Thursday, June 2, 2011

Going to a New Place


Lately, I have been writing about coming to Portland and to be honest feeling pretty good about having the courage to do it. Then a relative reminded me that my mother traveled from Peking to the United States and prior to coming here she lived for five years, from age 15 to 20 years on her own in China until she got the papers to join her older sister who had married a U.S. Navy officer and had moved from Peking to the United States. Afterwards, when her husband had to serve on a ship during World War II, she traveled from San Diego to Grants Pass, Oregon on a bus looking for a home for them. When she settled in that city she knew no one. She had gotten sick while traveling on the bus and stayed in a motel until she got better. Then looking at Grants Pass, she decided the city was exactly the place she was looking for. My uncle took her at her word and came back from service and lived there for the rest of his life. He was from Austria and had joined the U.S. Navy when he was 14 years and worked his way to officer, a tremendous achievement. My own father was from Waldron, Arkansas and had joined the U.S. Army during the Depression and served at Fort Rosecrans, California and settled in San Diego where he met my mother.

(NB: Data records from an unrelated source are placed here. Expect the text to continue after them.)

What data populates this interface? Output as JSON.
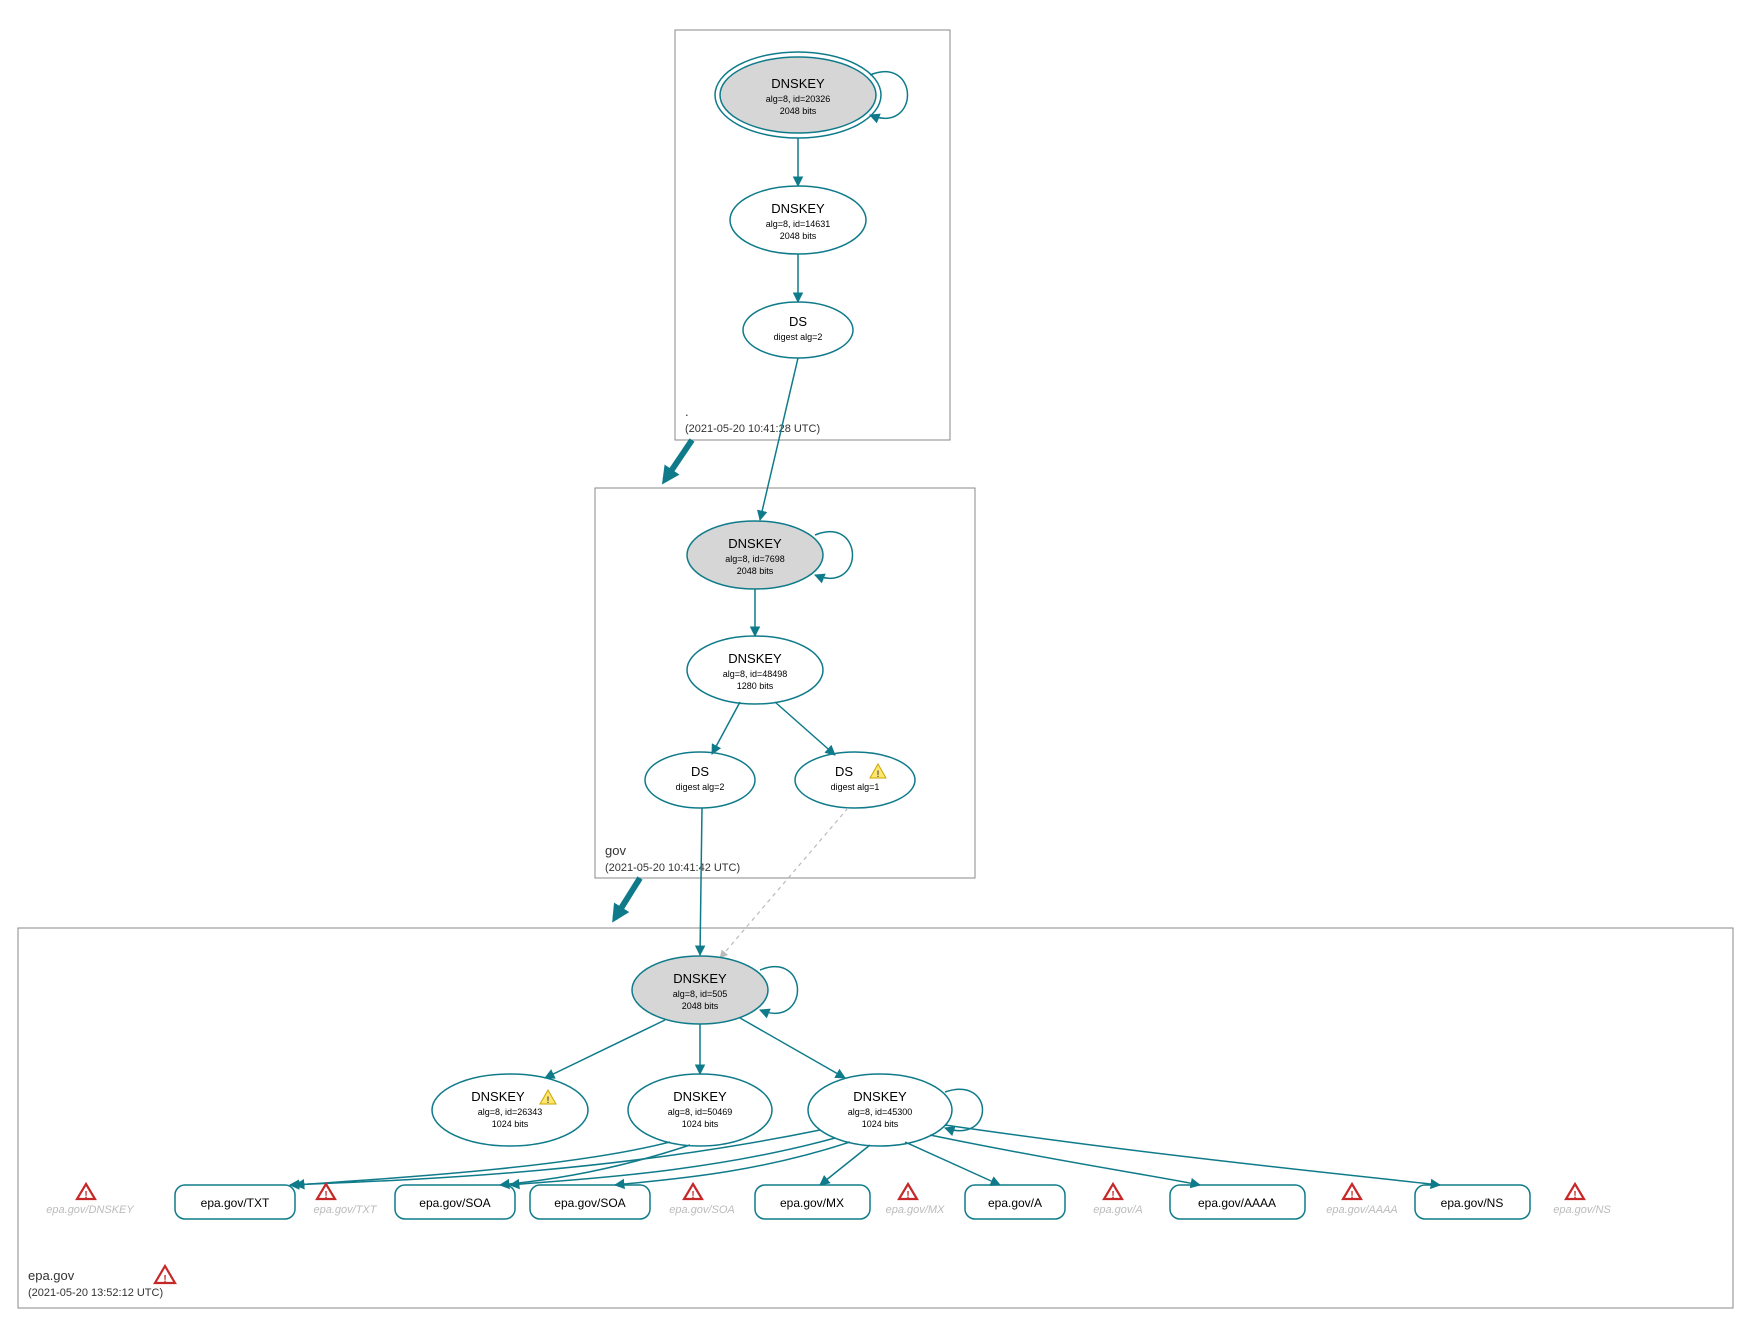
{
  "colors": {
    "teal": "#0f7b8a",
    "node_fill_grey": "#d6d6d6",
    "warn_fill": "#ffe66d",
    "err_stroke": "#c62828"
  },
  "zones": {
    "root": {
      "label": ".",
      "timestamp": "(2021-05-20 10:41:28 UTC)"
    },
    "gov": {
      "label": "gov",
      "timestamp": "(2021-05-20 10:41:42 UTC)"
    },
    "epa": {
      "label": "epa.gov",
      "timestamp": "(2021-05-20 13:52:12 UTC)"
    }
  },
  "root": {
    "ksk": {
      "title": "DNSKEY",
      "sub1": "alg=8, id=20326",
      "sub2": "2048 bits"
    },
    "zsk": {
      "title": "DNSKEY",
      "sub1": "alg=8, id=14631",
      "sub2": "2048 bits"
    },
    "ds": {
      "title": "DS",
      "sub1": "digest alg=2"
    }
  },
  "gov": {
    "ksk": {
      "title": "DNSKEY",
      "sub1": "alg=8, id=7698",
      "sub2": "2048 bits"
    },
    "zsk": {
      "title": "DNSKEY",
      "sub1": "alg=8, id=48498",
      "sub2": "1280 bits"
    },
    "ds1": {
      "title": "DS",
      "sub1": "digest alg=2"
    },
    "ds2": {
      "title": "DS",
      "sub1": "digest alg=1"
    }
  },
  "epa": {
    "ksk": {
      "title": "DNSKEY",
      "sub1": "alg=8, id=505",
      "sub2": "2048 bits"
    },
    "zsk_a": {
      "title": "DNSKEY",
      "sub1": "alg=8, id=26343",
      "sub2": "1024 bits"
    },
    "zsk_b": {
      "title": "DNSKEY",
      "sub1": "alg=8, id=50469",
      "sub2": "1024 bits"
    },
    "zsk_c": {
      "title": "DNSKEY",
      "sub1": "alg=8, id=45300",
      "sub2": "1024 bits"
    }
  },
  "rr": {
    "txt": "epa.gov/TXT",
    "soa1": "epa.gov/SOA",
    "soa2": "epa.gov/SOA",
    "mx": "epa.gov/MX",
    "a": "epa.gov/A",
    "aaaa": "epa.gov/AAAA",
    "ns": "epa.gov/NS"
  },
  "ghost": {
    "dnskey": "epa.gov/DNSKEY",
    "txt": "epa.gov/TXT",
    "soa": "epa.gov/SOA",
    "mx": "epa.gov/MX",
    "a": "epa.gov/A",
    "aaaa": "epa.gov/AAAA",
    "ns": "epa.gov/NS"
  }
}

According to the science of genetics, all of us modern human beings started from a band of Africans in East Africa thousands of years ago. Then slowly scientists following our DNA traced the paths as we traveled different until we settled in all parts of the world. Going from Redding, California to Portland, Oregon is not such a long trip as human beings are concerned and even as my family is concerned. Even as this country acquired land as it did when President Thomas Jefferson added the Louisiana Purchase, people decided to start anew and head out west following in the footsteps of Lewis and Clark or the foot steps of ancestors who were there already.

In some countries, it is against the law to move and take residence in a new place or tradition is so strong it is hard to move away from your family and people. However in many places, moving to better oneself is something we humans do. Rural populations often move into urban areas for employment and for educational benefits for our children. It is the way we human beings are. I was not striking out and doing something new. I was following a age old practice.

It still felt scary although I was not going someplace that is not settled. Living in Korea was hard as I was always faced with the possibility that I could not be understood by the populace. I did not speak Korean and few Koreans speak English. Many are trying but English is not an easy language to learn. I went to the main bus stops because I was not assured I would get on the right bus if I went to the smaller ones. I never rode the subway because I could not figure out the system. I never rode the trains alone as I could not figure out when to get off the train. Buses were easy as they went from one place to another.

There are always people who want to make you feel as if you are an outsider. They exist in every culture, society, city. I grew up with them. I was the first in my family to go to college and I felt ever slight, real or otherwise, as deep cuts. I was a first generation American and it was a time of McCarthyism. The hearings were on television and my family were given a bad time. Coming to a new city and community is as they say, a piece of cake. I have been welcomed in Portland and I have met many who have come from other areas especially from California.

To be honest, I am tired of traveling right now. I would like to stay put for a while. I love the idea that I can go anywhere and everyone is going to speak a language that I can understand. I still carry my passport though. It seems there are new laws everywhere that create the necessity of proving one's an American. In order to get my Oregon driver's license, I just can't have a valid California license. I have to have proof that I am an American and in order to vote I have to have proof of the same. I carry around my renter's agreement so I can prove that I now live in Oregon. It's not Oregon only who is doing this. These laws are the latest bunch of laws from state governments. I shudder to think what I would have done if I did not already have a current passport.

When my aunt first came to this country from China, she had a bunch of papers she would keep with her all of the time. It was 1928 and in this country, she did not have to have so many. She came into San Francisco and had to surrender those papers for just one. She said it was one of the hardest things she ever did. Now, when I run around Portland, I carry a bunch of papers too although probably not as many as my aunt did when she came but certainly more than she exchanged her papers for. Well, as the old adage says: Thing change.

I was reminded that my move here was nothing new. Human beings have been doing it for centuries. In Ancient China, some archeologists found evidence of some Celtic People even with evidence of their tartans. I am not Irish, but I can understand the need for people to want to go someplace to get away from some place else and start anew. Their genes were absorbed by the people there and there is no present day evidence of their lives except their graves. I did it and others will be doing it when I am long gone from this earth.